続々と人が来る
多羅尾光俊が京から戻ってきたのだが、出立したときより人が増えていた。先触れはあったが、高位の公家も連れておる。
高位の公家の方たちは、権大納言の久我邦通殿と内蔵頭の山科言継殿がいらっしゃった。
亜相殿や山科卿とは、都にいた頃に何度か面識がある。
いらっしゃった目的は、嫁いでくる弾正忠家の妹君を久我家の養女として、わしに嫁がせるためらしい。当家、弾正忠家、公家のそれぞれにとって利のある申し出である。
山科卿は朝廷の財政の最高責任者である。朝廷への献金を求めて諸国を回っているため、わしにも余裕があったら献金をしてくれと暗に言われた。

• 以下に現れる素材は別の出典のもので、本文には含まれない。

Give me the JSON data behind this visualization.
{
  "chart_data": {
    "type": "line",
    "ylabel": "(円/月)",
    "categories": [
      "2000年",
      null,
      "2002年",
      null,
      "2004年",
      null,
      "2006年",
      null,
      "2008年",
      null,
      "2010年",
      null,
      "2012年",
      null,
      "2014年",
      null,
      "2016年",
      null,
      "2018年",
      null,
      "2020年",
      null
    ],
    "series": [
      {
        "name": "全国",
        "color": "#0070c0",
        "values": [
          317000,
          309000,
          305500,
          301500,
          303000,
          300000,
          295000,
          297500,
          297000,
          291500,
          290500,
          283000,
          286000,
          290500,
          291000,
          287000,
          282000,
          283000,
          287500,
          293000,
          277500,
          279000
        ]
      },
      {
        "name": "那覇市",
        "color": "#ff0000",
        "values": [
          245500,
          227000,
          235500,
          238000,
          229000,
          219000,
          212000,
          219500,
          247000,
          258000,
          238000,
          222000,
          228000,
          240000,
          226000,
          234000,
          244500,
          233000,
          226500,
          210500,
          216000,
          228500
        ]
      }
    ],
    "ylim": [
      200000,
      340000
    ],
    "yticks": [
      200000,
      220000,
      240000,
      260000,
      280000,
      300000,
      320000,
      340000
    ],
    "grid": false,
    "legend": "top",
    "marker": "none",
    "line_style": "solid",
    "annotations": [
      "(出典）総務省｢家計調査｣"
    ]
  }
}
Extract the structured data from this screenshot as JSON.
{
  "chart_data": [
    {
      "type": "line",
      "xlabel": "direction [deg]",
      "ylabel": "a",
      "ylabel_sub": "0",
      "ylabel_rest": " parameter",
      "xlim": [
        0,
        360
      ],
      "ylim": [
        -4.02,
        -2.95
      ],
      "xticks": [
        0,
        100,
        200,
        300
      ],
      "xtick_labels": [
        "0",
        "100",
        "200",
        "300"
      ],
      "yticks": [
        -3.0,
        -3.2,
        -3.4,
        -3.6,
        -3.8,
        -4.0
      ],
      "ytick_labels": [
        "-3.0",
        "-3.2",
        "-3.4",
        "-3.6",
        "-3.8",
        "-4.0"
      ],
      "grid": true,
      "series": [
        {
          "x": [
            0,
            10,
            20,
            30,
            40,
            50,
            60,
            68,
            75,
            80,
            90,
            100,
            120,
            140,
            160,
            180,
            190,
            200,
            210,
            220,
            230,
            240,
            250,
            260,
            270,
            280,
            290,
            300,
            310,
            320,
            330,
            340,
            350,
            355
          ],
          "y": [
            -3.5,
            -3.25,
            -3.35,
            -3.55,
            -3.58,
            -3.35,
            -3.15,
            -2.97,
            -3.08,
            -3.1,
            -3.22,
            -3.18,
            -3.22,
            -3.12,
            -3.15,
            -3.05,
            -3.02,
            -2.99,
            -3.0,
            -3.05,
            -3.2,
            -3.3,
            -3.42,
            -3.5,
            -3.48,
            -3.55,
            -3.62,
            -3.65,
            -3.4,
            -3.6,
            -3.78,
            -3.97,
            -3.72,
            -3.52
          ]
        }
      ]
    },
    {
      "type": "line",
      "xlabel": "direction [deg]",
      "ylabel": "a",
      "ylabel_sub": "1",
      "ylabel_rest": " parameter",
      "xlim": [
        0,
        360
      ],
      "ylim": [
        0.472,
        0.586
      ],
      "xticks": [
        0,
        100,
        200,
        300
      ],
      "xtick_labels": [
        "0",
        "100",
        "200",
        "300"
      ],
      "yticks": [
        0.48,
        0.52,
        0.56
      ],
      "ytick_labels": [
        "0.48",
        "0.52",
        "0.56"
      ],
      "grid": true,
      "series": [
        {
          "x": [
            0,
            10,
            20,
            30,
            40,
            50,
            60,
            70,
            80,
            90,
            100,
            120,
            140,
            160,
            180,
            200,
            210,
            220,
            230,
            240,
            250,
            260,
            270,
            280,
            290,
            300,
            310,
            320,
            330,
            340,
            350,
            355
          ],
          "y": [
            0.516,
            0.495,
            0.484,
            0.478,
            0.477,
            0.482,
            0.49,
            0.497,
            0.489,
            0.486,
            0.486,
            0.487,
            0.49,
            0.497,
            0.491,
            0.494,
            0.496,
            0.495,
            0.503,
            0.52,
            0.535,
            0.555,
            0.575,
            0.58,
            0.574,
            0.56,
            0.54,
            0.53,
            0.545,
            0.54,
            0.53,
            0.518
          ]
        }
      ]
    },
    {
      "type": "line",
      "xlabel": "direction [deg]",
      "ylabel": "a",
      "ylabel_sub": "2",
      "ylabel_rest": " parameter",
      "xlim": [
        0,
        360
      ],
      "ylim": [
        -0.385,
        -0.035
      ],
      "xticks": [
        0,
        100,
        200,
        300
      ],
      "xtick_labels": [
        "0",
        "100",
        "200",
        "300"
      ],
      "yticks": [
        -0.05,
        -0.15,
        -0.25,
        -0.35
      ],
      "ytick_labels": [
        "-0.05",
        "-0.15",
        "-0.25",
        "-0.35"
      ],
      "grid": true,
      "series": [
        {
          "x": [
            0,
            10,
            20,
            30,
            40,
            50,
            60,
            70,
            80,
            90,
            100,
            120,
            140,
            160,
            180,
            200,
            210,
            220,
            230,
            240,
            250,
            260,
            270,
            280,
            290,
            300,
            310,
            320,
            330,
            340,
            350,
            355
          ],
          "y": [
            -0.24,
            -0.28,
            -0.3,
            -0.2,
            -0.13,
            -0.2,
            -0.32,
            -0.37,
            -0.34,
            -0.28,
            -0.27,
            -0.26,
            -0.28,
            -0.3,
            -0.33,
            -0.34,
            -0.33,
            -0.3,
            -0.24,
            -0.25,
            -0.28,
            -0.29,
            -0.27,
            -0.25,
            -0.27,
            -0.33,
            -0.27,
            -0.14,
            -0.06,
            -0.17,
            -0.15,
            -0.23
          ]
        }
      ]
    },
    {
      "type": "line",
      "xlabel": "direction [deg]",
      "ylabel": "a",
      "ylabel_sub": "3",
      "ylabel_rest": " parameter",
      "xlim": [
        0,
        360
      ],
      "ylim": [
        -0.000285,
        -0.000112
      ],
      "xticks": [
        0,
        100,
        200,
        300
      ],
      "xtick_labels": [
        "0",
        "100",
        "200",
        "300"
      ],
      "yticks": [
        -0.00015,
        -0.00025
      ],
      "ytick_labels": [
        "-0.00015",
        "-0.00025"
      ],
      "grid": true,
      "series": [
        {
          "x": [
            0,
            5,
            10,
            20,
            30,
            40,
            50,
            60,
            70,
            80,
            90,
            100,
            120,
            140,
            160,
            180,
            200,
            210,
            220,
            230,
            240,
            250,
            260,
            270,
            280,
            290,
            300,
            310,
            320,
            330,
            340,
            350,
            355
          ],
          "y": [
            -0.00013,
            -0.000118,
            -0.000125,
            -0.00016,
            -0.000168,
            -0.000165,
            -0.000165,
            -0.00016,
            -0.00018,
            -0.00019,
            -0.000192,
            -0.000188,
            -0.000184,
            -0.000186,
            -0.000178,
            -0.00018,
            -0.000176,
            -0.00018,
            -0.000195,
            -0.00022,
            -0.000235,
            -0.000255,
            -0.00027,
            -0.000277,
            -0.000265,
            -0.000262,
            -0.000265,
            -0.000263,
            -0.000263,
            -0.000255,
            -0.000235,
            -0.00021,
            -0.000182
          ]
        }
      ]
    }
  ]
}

まぁ、当家はまだ領地が小さいから、はっきりとは頼めなかったのだろう。
それに、実家の近衛家との繋がりがあるから、献金をするなら実家を通じてになるだろう。
二人は勝幡の弾正忠家に行きたいそうなので、先触れを出すが、受け入れまでに少し時間がかかるだろうな。まさか、亜相がいらっしゃるとは思ってなかっただろう。
「平井先生、よくいらっしゃいました」
「多幸丸殿、いや庄五郎殿になられたのでしたな。領主になられたこと、誠に目出度きことです」
平井宮内卿信正殿は、都にいた頃に軍術を習っていた師である。
平井家は地下家ながらも、その才能から宮内卿まで昇りつめておられた。
話を聞くと、軍術に長じていると自負しているのに、このままその才能を活かせないと悔しく思っていたところ、教え子である、わしが美濃で小領主をしていて、貧乏公家を雇っていることを聞きつけ、仕官しにやって来たという。
官を辞するにあたって、平井家は嫡子に譲り、息子の綱正とともに仕えたいらしい。
まぁ、軍学に長じた人物も家臣で欲しかったので、二人には仕えてもらうことにしよう。
取り敢えず、平井親子にも当家のやり方を覚えてもらう必要があるので、大島甚六に預けることとした。
宮内卿には、基本的なことを覚えてもらったら、参謀として側に仕えてもらおう。
多羅尾光俊に京での報告を受けると、父は一応祝ってくれているとのことであった。父からの書状にも祝いの言葉が書いてある。
谷野一栢についても、交渉は上手くいったようで、京での始末をつけたら、美濃に来てくれるそうだ。
光俊の話では、美濃に行くのを渋っていたそうだが、人体解剖を秘密裏にやらせてあげるといったところ、承諾してくれたとのことだった。
この時代、人体解剖なんてやったら、高名な医者とは言えどんな目に遭うか分からない。ましてや、権力者も協力してくれないだろう。
しかし、医者として、知識欲から人体の構造について知りたいに違いないのだ。
だから、罪人や敵方の戦死者を御倉所で解剖させてやると言ったら了承してくれたらしい。
平井宮内卿は後世において「参謀の父」と言われる。
正義に初めて仕えた参謀であり、正義によって伝授された戦術や戦略などの軍事学を参謀勤務の実地に落とし込むとともに、他の参謀たちとともに昇華させた。
彼は正義の初期の勢力伸長に多大な貢献をしており、彼なくして、正義の躍進は無かったとも言われている。